Which of the following is NOT a location where accessory spleens can be found?

A. Gastrocolic ligament

B. Gerota’s fascia

C. Large bowel mesentery

D. Broad ligament

Answer: B

The most common anomaly of splenic embryology is the accessory spleen. Present in up to 20% of the population, one or more accessory spleen(s) may occur in up to 30% of patients with hematologic disease. Over 80% of accessory spleens are found in the region of the splenic hilum and vascular pedicle. Other locations for accessory spleens in descending order of frequency are: the gastrocolic ligament, the tail of the pancreas, the greater omentum, the greater curve of the stomach, the splenocolic ligament, the small and large bowel mesentery, the left broad ligament in women, and the left spermatic cord in men. (See Schwartz 10th ed., p. 1424.)
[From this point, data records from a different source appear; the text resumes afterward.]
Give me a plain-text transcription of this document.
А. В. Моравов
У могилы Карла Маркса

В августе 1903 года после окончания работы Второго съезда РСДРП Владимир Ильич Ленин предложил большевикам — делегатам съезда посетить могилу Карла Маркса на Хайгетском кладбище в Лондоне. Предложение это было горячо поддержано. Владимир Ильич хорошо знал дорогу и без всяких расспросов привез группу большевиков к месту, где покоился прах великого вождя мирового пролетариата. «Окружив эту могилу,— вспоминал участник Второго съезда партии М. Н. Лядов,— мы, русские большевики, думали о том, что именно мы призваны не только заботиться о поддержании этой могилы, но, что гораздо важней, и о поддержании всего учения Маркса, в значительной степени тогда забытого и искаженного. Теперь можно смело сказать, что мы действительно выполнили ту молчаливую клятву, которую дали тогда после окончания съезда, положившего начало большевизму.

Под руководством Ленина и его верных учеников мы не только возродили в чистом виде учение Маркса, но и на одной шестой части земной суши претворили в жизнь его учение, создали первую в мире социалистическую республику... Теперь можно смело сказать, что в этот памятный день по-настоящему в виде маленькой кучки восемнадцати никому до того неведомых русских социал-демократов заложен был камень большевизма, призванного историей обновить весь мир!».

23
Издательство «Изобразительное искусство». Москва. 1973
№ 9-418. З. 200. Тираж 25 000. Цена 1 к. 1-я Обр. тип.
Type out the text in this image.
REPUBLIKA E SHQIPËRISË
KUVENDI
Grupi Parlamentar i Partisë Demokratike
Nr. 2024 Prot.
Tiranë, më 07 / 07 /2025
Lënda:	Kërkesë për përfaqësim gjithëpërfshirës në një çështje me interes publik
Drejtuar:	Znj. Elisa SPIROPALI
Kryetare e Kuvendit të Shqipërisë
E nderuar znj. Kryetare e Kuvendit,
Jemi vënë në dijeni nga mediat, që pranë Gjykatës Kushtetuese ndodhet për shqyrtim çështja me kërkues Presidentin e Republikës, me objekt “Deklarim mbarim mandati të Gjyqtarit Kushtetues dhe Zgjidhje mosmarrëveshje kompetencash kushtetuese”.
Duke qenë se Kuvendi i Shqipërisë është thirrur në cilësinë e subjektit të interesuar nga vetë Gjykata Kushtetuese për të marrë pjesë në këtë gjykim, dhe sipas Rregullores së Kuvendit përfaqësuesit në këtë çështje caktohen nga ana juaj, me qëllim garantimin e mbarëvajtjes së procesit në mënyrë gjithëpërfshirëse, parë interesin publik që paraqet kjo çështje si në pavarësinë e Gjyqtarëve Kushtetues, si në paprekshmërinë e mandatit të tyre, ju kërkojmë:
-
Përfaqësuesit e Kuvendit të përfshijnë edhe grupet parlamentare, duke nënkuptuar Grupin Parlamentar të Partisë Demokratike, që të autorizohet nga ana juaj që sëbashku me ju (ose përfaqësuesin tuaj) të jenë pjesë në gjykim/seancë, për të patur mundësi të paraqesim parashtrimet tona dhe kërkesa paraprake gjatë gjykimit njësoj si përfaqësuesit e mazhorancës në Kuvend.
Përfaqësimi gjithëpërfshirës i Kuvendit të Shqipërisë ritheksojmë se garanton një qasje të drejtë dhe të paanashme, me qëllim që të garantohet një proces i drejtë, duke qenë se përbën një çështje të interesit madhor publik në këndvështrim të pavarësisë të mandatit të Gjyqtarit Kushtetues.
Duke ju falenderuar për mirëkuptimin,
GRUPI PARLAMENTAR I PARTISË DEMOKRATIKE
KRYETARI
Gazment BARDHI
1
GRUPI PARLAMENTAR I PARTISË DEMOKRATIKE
Which of the following splenic ligaments is NOT an avascular plane?

A. Gastrosplenic

B. Splenocolic

C. Phrenosplenic

D. Splenorenal

Answer: A

Of particular clinical relevance, the spleen is suspended in position by several ligaments and peritoneal folds to the colon (splenocolic ligament); the stomach (gastrosplenic ligament); the diaphragm (phrenosplenic ligament); the kidney, the adrenal gland, and the tail of the pancreas (splenorenal ligament) (Fig. 34-1). Whereas the gastrosplenic ligament contains the short gastric vessels, the remaining ligaments are usually avascular, with rare exceptions, such as in a patient with portal hypertension. The relationship of the pancreas to the spleen also has important clinical implications. In cadaveric anatomic series, the tail of the pancreas has been demonstrated to lie within 1 cm of the splenic hilum 75% of the time and to actually abut the spleen in 30% of patients. (See Schwartz 10th ed., Figure 34-2, p. 1425.)


Fig. 34-1. Suspensory ligaments of the spleen. (Data from Poulin EC, Thibault C. The anatomical basis for laparoscopic splenectomy. Can J Surg 36:484;1993.)

All of the following are functions of the spleen EXCEPT

A. Clearance of damaged or aged red blood cells (RBCs) from the blood.

B. Extramedullary site for hematopoiesis and recycling iron.

C. Initiation of adaptive immune response from filtration of lymph.

D. Clearance of encapsulated bacteria from the bloodstream.